Patrick Christopher took the shot to tie.  Without him, Cal would have lost by double digits in regulation.  He had 20 of the bears' first 41 points, and finished with a team high 11 rebounds.  He played 53 of the 55 minutes, including the final 4 minutes of regulation and all three overtimes with 4 fouls.  His 27 points were a career high, but perhaps his best game as a bear wasn't good enough.  The huskies, the better team for most the game, had beaten him, as his tying three pointer missed badly with only one second left.

Enter DJ Seeley.  Seeley has played only 116 minutes in his college career, as he has watched the much less heralded freshman Jorge Guiterrez take most of the minutes backing up Christopher and Randle.  His season high was 6 points against Dartmouth, and he has 13 rebounds through 17 games.  With the game 1 second from completion, all he did was swoop in for the rebound, lay the ball in while being grabbed, and calmly sink the tying free throw.  He is now 6 of 11 from the free throw line this year.

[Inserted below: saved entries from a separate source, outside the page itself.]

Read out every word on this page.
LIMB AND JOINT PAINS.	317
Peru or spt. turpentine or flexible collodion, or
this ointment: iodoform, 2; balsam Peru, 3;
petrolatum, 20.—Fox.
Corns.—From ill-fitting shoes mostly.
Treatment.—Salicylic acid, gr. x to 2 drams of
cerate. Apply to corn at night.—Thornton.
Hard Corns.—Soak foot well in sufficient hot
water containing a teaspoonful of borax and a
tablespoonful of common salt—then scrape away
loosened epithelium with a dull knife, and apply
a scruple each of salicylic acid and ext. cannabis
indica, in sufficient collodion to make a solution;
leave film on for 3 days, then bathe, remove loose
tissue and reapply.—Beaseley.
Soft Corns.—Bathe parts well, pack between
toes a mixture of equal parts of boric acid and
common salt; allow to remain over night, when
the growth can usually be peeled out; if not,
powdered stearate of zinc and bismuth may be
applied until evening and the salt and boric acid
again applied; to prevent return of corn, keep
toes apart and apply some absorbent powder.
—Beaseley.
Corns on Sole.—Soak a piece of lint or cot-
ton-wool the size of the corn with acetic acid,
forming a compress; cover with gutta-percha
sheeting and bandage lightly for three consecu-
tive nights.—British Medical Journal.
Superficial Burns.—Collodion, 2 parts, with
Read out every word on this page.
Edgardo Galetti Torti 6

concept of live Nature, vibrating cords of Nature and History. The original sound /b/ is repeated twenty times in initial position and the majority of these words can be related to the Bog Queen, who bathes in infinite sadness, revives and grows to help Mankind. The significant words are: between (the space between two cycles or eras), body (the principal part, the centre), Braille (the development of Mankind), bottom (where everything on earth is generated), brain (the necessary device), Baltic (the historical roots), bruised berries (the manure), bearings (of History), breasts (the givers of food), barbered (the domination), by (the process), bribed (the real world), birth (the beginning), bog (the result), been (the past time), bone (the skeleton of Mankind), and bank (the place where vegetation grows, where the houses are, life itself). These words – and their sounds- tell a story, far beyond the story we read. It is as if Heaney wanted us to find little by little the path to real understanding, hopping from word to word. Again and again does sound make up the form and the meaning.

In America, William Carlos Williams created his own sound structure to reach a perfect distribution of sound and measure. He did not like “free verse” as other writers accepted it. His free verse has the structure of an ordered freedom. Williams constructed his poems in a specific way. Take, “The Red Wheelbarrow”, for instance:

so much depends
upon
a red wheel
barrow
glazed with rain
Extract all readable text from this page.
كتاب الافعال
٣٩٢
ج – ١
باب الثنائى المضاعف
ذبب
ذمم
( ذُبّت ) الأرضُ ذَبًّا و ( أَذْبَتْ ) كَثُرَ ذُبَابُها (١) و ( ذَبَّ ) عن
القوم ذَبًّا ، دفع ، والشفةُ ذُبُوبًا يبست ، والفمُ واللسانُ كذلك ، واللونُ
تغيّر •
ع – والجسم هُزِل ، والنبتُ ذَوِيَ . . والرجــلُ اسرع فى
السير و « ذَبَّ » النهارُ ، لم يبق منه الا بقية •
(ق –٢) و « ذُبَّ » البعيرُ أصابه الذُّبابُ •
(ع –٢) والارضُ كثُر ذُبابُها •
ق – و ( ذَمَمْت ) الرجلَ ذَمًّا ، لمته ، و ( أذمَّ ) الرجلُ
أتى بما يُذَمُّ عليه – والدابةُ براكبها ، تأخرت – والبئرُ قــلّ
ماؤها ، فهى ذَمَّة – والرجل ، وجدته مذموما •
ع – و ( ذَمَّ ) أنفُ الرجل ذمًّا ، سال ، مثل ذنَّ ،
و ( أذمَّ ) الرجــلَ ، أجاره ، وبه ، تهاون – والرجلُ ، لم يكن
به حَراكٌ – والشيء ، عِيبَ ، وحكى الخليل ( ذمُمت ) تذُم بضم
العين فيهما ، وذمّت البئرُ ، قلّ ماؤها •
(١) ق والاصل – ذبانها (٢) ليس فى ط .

That Seeley had the wherewithal to get into position for the rebound and the concentration to lay it in while being fouled is remarkable.  But even that seems ordinary compared to taking a breath, stepping up to the line, and drilling the tying free throw with 1 second left in double overtime.  This is a guy who was 5 of 10 from the line before that shot, and with fans going crazy and the game in the balance, he hit nothing but net.

This team is now 15-2, 4-0 in the Pac-10.  They have proven can beat top teams in the league.  They have shown they can win on the road, including a victory over what appears to be a good Washington team.  They have demonstrated they can win when their point guard struggles and their three pointers aren't falling (only 36% on Saturday against UW and 35% on Thursday against WSU).  But even more than that, they have exhibited the guts and heart necessary to compliment their preperation, intelligence, and execution.  On a night where both Theo Robertson and Jerome Randle missed the front ends of 1-and-1s, a little used freshman stepped to the line in the second overtime and buried the tying free throw with 1 second left.  You could call it luck, but you'd be wrong.